Linear regression, for example, minimizes the sum of squared errors across all observations, and (by default) it gives equal weight to the squared error associated with each observation. But if you don’t feel that’s an appropriate weighting scheme, you are not bound to it — weighted linear regression is a version of linear regression where the user provides a set of weights to associate with each observation. Have some customers you know are more valuable to your company? Perhaps you want to have the model give more weight to errors associated with those customers so the final model performs better for those customers. Or working with data from stores with different sales volumes? Maybe you want to give more weight to stores with larger sales volumes.

Don’t want to work with squared errors at all? Great! There’s a whole discipline called robust linear modeling that uses different norms for evaluating errors (often with the goal of reducing the influence of outliers, as the name implies, but all they are doing is modifying how the errors the model seeks to minimize are handled).

Recap#

  • No metric can meaningfully summarize the performance of a model absent information about the broader context.

  • Model performance only begins to be meaningful when compared with the next best alternative.

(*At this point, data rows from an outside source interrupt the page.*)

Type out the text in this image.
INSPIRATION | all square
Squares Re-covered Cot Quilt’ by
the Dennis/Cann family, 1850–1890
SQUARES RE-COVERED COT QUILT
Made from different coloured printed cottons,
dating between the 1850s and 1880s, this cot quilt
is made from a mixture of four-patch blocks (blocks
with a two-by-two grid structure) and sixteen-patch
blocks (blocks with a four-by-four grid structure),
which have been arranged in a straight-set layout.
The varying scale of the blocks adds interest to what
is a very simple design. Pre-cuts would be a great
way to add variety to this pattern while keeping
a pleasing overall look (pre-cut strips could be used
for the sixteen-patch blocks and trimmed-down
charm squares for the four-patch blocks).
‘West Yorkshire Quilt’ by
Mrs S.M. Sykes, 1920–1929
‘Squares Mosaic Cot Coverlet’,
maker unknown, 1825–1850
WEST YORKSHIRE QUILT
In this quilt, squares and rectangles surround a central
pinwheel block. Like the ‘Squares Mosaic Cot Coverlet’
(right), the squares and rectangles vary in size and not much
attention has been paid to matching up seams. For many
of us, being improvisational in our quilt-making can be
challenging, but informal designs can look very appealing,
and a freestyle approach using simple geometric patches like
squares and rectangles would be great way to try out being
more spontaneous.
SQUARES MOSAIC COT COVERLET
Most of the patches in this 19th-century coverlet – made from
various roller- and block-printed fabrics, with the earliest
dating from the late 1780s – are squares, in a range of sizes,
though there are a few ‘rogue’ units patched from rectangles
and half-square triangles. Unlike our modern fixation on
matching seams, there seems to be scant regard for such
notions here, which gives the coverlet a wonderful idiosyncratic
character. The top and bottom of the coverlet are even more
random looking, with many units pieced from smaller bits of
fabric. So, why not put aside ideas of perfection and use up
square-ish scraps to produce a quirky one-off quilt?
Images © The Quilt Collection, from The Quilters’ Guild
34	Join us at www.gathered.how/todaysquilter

    • A special case of this occurs with imbalanced data, where the most naive alternative will always be to “always report the dominant class.” When data is highly imbalanced (90/10, 99/1, 99.999/0.001), accuracy will always be trivially high, since always reporting the dominant class will have accuracy equal to the share of cases that are the dominant class.

  • Accuracy is the quintessential example a metric people think gives an absolute measure of model quality, but these issues apply to any metric, like AUC.

  • There is no single “right” way to measure model quality. A good model balances true positives, true negatives, false positives, and false negatives in a way that reflects the relative real-world consequences of different types of mistakes.